Thus, from the perspective of Jotham’s address to the people of Shechem, the translation of Judges 9:13 found in the KJV, NKJ, TNK, NLT, JPS, ASV, BBE, CJB, DRA, NASB, ESV, HCSB, and WEB which says that the God of Israel drinks wine is not a good translation.
There is another reference to wine given as an offering to God. Numbers 15:17 says, “as a drink offering you shall offer one-third of a hin of wine, a pleasing odor to the LORD.”
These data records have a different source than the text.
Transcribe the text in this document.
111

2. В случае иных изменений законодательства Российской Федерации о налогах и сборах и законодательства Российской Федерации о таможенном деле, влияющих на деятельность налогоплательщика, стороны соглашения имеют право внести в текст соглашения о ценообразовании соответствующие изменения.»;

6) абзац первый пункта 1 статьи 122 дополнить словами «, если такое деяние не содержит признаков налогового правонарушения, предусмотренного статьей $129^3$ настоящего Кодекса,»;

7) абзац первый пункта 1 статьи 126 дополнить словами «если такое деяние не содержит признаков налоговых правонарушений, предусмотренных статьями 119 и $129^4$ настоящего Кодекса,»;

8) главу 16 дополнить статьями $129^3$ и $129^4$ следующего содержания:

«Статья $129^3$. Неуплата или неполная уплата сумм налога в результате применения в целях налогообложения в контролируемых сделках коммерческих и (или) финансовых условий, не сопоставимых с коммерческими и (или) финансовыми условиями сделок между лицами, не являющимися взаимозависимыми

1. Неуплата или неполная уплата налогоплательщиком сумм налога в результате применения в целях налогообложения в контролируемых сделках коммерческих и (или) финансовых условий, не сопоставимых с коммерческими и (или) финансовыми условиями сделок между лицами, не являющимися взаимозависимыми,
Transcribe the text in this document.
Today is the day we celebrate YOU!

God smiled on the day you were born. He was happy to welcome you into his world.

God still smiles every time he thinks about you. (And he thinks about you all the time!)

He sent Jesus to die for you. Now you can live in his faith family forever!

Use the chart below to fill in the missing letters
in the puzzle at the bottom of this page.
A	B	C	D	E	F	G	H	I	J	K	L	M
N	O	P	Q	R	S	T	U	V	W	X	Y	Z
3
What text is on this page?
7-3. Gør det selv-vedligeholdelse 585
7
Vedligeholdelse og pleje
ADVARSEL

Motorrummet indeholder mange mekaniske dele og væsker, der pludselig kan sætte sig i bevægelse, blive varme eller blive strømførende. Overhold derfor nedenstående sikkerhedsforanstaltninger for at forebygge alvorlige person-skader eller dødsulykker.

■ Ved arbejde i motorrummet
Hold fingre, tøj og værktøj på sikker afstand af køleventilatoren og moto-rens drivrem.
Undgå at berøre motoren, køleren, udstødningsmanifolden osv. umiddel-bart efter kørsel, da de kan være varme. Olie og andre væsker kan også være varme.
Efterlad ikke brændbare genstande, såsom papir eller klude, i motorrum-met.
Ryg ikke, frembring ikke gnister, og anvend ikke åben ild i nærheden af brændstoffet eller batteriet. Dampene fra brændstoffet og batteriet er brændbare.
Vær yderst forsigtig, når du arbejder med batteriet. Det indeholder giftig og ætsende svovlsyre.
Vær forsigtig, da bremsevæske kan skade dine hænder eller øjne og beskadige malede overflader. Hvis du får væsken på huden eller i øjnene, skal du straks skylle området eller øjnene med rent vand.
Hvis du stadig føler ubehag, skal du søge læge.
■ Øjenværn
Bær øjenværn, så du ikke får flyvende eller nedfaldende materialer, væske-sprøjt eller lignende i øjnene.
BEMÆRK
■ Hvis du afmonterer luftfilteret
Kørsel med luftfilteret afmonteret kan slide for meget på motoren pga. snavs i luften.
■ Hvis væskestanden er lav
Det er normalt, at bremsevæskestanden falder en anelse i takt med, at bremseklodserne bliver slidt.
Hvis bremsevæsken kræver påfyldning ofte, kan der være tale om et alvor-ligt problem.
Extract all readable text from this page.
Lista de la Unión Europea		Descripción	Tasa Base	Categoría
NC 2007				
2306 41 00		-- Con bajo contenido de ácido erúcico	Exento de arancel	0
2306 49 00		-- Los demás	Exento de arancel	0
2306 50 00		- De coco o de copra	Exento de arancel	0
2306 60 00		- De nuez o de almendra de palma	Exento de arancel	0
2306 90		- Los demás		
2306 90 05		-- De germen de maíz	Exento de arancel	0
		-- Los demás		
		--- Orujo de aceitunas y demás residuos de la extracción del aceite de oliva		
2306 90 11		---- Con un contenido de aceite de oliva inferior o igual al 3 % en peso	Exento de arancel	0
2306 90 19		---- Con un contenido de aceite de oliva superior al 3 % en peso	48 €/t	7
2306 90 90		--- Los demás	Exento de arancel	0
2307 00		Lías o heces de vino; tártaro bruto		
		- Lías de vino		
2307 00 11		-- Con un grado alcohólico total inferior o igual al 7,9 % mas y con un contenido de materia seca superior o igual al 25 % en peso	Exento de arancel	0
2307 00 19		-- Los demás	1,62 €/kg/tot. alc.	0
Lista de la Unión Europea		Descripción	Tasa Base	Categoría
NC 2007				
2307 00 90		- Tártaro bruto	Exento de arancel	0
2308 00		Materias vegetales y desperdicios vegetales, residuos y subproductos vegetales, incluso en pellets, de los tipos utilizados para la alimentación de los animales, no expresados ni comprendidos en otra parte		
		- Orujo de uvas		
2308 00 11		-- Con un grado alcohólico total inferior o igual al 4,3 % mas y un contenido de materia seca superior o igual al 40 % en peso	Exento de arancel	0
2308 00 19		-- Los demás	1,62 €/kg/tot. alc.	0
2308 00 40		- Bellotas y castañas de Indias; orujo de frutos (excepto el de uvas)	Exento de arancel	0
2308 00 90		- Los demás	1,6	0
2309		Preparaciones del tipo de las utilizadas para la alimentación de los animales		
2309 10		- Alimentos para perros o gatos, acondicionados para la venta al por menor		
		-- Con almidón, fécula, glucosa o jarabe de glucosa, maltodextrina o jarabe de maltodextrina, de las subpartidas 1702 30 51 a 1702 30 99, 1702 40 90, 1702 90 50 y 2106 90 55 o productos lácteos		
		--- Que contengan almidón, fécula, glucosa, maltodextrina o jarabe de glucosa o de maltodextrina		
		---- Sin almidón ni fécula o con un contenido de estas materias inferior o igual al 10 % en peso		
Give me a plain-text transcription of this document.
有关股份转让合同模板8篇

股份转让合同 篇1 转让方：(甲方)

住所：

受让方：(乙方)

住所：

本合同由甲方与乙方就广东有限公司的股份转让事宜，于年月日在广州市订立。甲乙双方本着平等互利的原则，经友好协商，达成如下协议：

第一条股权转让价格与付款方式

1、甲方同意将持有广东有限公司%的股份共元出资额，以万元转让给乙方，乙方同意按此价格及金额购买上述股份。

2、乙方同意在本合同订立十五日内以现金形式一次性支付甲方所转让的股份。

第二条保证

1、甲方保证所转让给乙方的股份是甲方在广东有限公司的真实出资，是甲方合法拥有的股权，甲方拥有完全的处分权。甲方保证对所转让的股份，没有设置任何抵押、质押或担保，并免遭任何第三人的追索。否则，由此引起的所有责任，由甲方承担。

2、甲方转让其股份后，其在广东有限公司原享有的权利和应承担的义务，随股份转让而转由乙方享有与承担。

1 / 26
According to Levine, the use of wine for libation “represents an ancient form of worship” (Levine 1993:392). The references to wine for libation is found in Numbers 15:5, 15:7, and 15:10.
However, in the wine offering, the text does not say that God drank the wine. The wine was consumed by fire as a pleasing odor to God, “you shall present as a drink offering half a hin of wine, as an offering by fire, a pleasing odor to the LORD” (Numbers 15:10).
This still leaves the question unanswered: “Does God drink wine?”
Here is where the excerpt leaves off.